While much of Amazon’s contactless technology is still at its infancy, the very fact that the tech giant is using cash incentives to encourage its own service—in turn churning sales on its own platform—proves how far companies would go to ‘enrich’ consumer experiences irrespective of their long-term risks to customers. But then again, this is not a big leap for Amazon delivery drivers, who have already been forced to provide their biometric data as “a condition of delivering Amazon packages.”

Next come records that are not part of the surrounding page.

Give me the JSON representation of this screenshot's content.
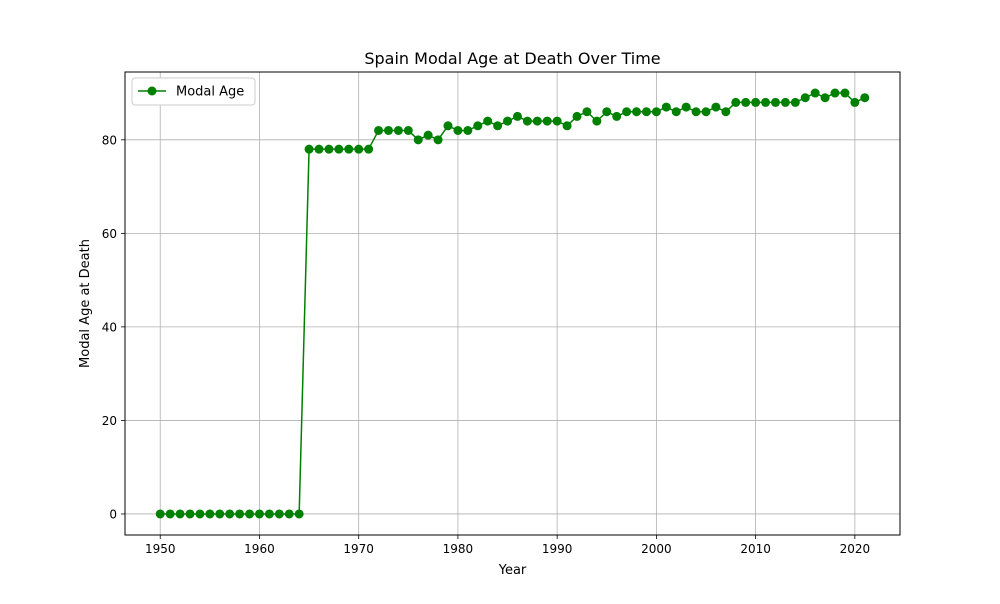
{
  "chart_data": {
    "type": "line",
    "title": "Spain Modal Age at Death Over Time",
    "xlabel": "Year",
    "ylabel": "Modal Age at Death",
    "xlim": [
      1946.45,
      2024.55
    ],
    "ylim": [
      -4.5,
      94.5
    ],
    "xticks": [
      1950,
      1960,
      1970,
      1980,
      1990,
      2000,
      2010,
      2020
    ],
    "yticks": [
      0,
      20,
      40,
      60,
      80
    ],
    "grid": true,
    "legend_position": "top-left",
    "series": [
      {
        "name": "Modal Age",
        "color": "#008000",
        "marker": "circle",
        "x": [
          1950,
          1951,
          1952,
          1953,
          1954,
          1955,
          1956,
          1957,
          1958,
          1959,
          1960,
          1961,
          1962,
          1963,
          1964,
          1965,
          1966,
          1967,
          1968,
          1969,
          1970,
          1971,
          1972,
          1973,
          1974,
          1975,
          1976,
          1977,
          1978,
          1979,
          1980,
          1981,
          1982,
          1983,
          1984,
          1985,
          1986,
          1987,
          1988,
          1989,
          1990,
          1991,
          1992,
          1993,
          1994,
          1995,
          1996,
          1997,
          1998,
          1999,
          2000,
          2001,
          2002,
          2003,
          2004,
          2005,
          2006,
          2007,
          2008,
          2009,
          2010,
          2011,
          2012,
          2013,
          2014,
          2015,
          2016,
          2017,
          2018,
          2019,
          2020,
          2021
        ],
        "y": [
          0,
          0,
          0,
          0,
          0,
          0,
          0,
          0,
          0,
          0,
          0,
          0,
          0,
          0,
          0,
          78,
          78,
          78,
          78,
          78,
          78,
          78,
          82,
          82,
          82,
          82,
          80,
          81,
          80,
          83,
          82,
          82,
          83,
          84,
          83,
          84,
          85,
          84,
          84,
          84,
          84,
          83,
          85,
          86,
          84,
          86,
          85,
          86,
          86,
          86,
          86,
          87,
          86,
          87,
          86,
          86,
          87,
          86,
          88,
          88,
          88,
          88,
          88,
          88,
          88,
          89,
          90,
          89,
          90,
          90,
          88,
          89
        ]
      }
    ]
  }
}
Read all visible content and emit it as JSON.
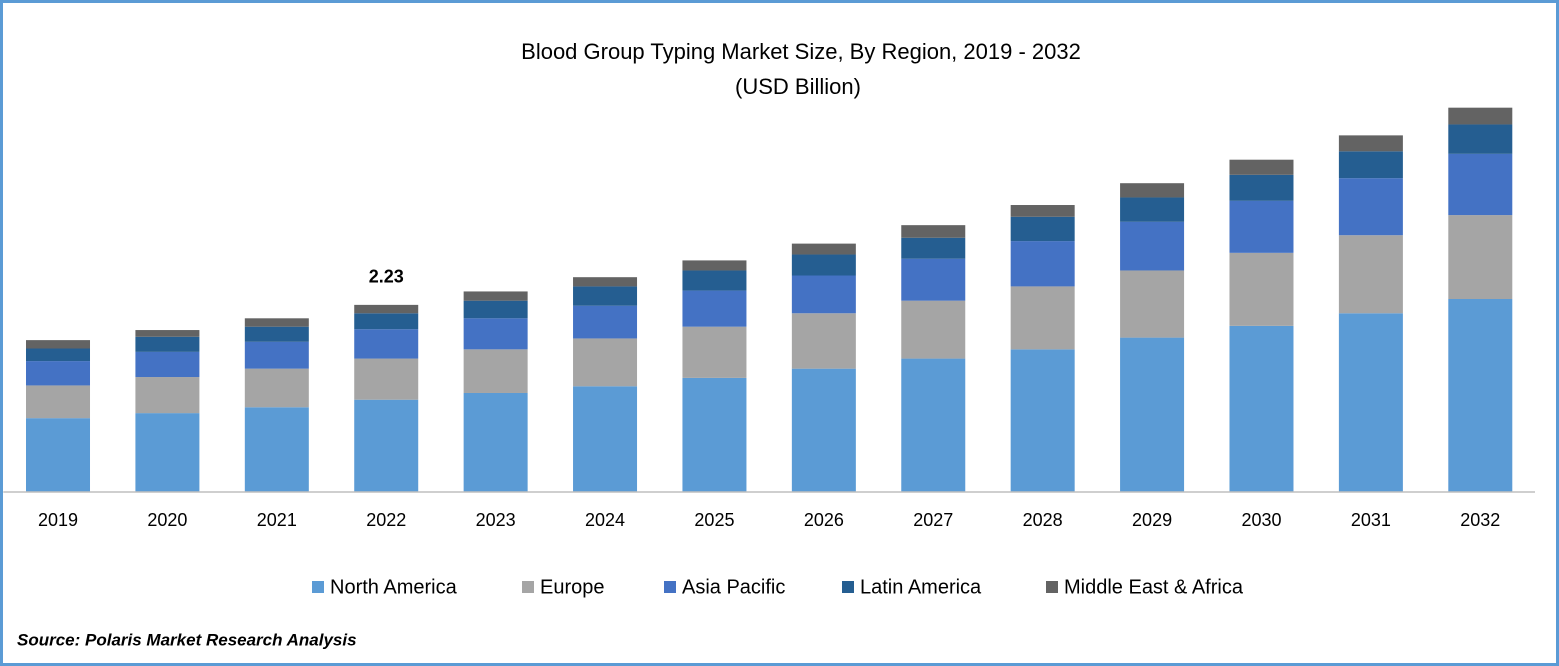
{
  "chart_data": {
    "type": "stacked_bar",
    "title": "Blood Group Typing Market Size, By Region, 2019 - 2032",
    "subtitle": "(USD Billion)",
    "source": "Source: Polaris Market Research Analysis",
    "categories": [
      "2019",
      "2020",
      "2021",
      "2022",
      "2023",
      "2024",
      "2025",
      "2026",
      "2027",
      "2028",
      "2029",
      "2030",
      "2031",
      "2032"
    ],
    "series": [
      {
        "name": "North America",
        "color": "#5b9bd5",
        "values": [
          0.88,
          0.94,
          1.01,
          1.1,
          1.18,
          1.26,
          1.36,
          1.47,
          1.59,
          1.7,
          1.84,
          1.98,
          2.13,
          2.3
        ]
      },
      {
        "name": "Europe",
        "color": "#a5a5a5",
        "values": [
          0.39,
          0.43,
          0.46,
          0.49,
          0.52,
          0.57,
          0.61,
          0.66,
          0.69,
          0.75,
          0.8,
          0.87,
          0.93,
          1.0
        ]
      },
      {
        "name": "Asia Pacific",
        "color": "#4472c4",
        "values": [
          0.29,
          0.3,
          0.32,
          0.35,
          0.37,
          0.39,
          0.43,
          0.45,
          0.5,
          0.54,
          0.58,
          0.62,
          0.68,
          0.73
        ]
      },
      {
        "name": "Latin America",
        "color": "#255e91",
        "values": [
          0.15,
          0.18,
          0.18,
          0.19,
          0.21,
          0.23,
          0.24,
          0.25,
          0.25,
          0.29,
          0.29,
          0.31,
          0.32,
          0.35
        ]
      },
      {
        "name": "Middle East & Africa",
        "color": "#636363",
        "values": [
          0.1,
          0.08,
          0.1,
          0.1,
          0.11,
          0.11,
          0.12,
          0.13,
          0.15,
          0.14,
          0.17,
          0.18,
          0.19,
          0.2
        ]
      }
    ],
    "annotations": [
      {
        "category": "2022",
        "value": 2.23
      }
    ],
    "ylim": [
      0,
      4.6
    ],
    "legend": "bottom"
  }
}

In order to deliver all those next-day deliveries on time, Amazon uses millions of subcontracted drivers for its Flex delivery programme, started in 2015. Drivers sign up via a smartphone app where they can choose shifts, coordinate deliveries and report problems. Think of Uber’s false sense of freedom for its employees and you’ve pretty much got the same thing happening here with Amazon Flex. But the reliance on technology doesn’t end there as drivers are also monitored for performance and fired by algorithms with little human intervention, according to a recent Bloomberg report.
As much as we love and depend on algorithms, it’s crucial that we understand how even those can mess up from time to time. According to the report, the AI system used by Amazon Flex can often fire workers seemingly without good cause. One worker said her rating—ranging from Fantastic, Great, Fair, or At Risk—fell after she was forced to halt deliveries due to a nail in her tire.
Over the next several weeks, she managed to boost it to Great but her account was eventually terminated for violating Amazon’s terms of service. She contested the firing, but the company wouldn’t reinstate her.
Another driver was unable to deliver packages to an apartment complex because its gate was closed and the residents wouldn’t answer their phones. Shortly after, in another building, an Amazon locker failed to open. His rating quickly dropped and he spent six weeks trying to raise it, only to be fired for falling below a prescribed level.
In those instances, when a driver feels they’re wrongly terminated, there’s not much recourse, either. Drivers must pay $200 to dispute any termination, and many have said it’s simply not worth the effort. “Whenever there’s an issue, there’s no support,” said Cope, 29. “It’s you against the machine, so you don’t even try.”
Amazon became the world’s largest online retailer in part by outsourcing its many different operations to algorithms. For years, the company has used algorithms to manage the millions of third-party merchants on its online marketplace, drawing complaints that sellers have been booted off after being falsely accused of selling counterfeit goods and jacking up prices.
More and more, the company is also ceding its human-resources operation to machines, using software not only to manage workers in its warehouses but to oversee contract drivers, independent delivery companies and even the performance of its office workers. People familiar with the strategy say Jeff Bezos believes machines make decisions more quickly and accurately than people, reducing costs and giving Amazon a competitive advantage.
Inside Amazon, the programme has been praised for its success. Around 4 million drivers have downloaded the app worldwide including 2.9 million in the US, according to Bloomberg’s report. More than 660,000 people in the US have downloaded the app in the last five months alone.
Amazon said drivers’ claims of poor treatment and unfair termination were anecdotal and don’t represent the experience of the vast majority of Flex drivers. “We have invested heavily in technology and resources to provide drivers visibility into their standing and eligibility to continue delivering, and investigate all driver appeals,” Spokesperson Kate Kudrna told Bloomberg.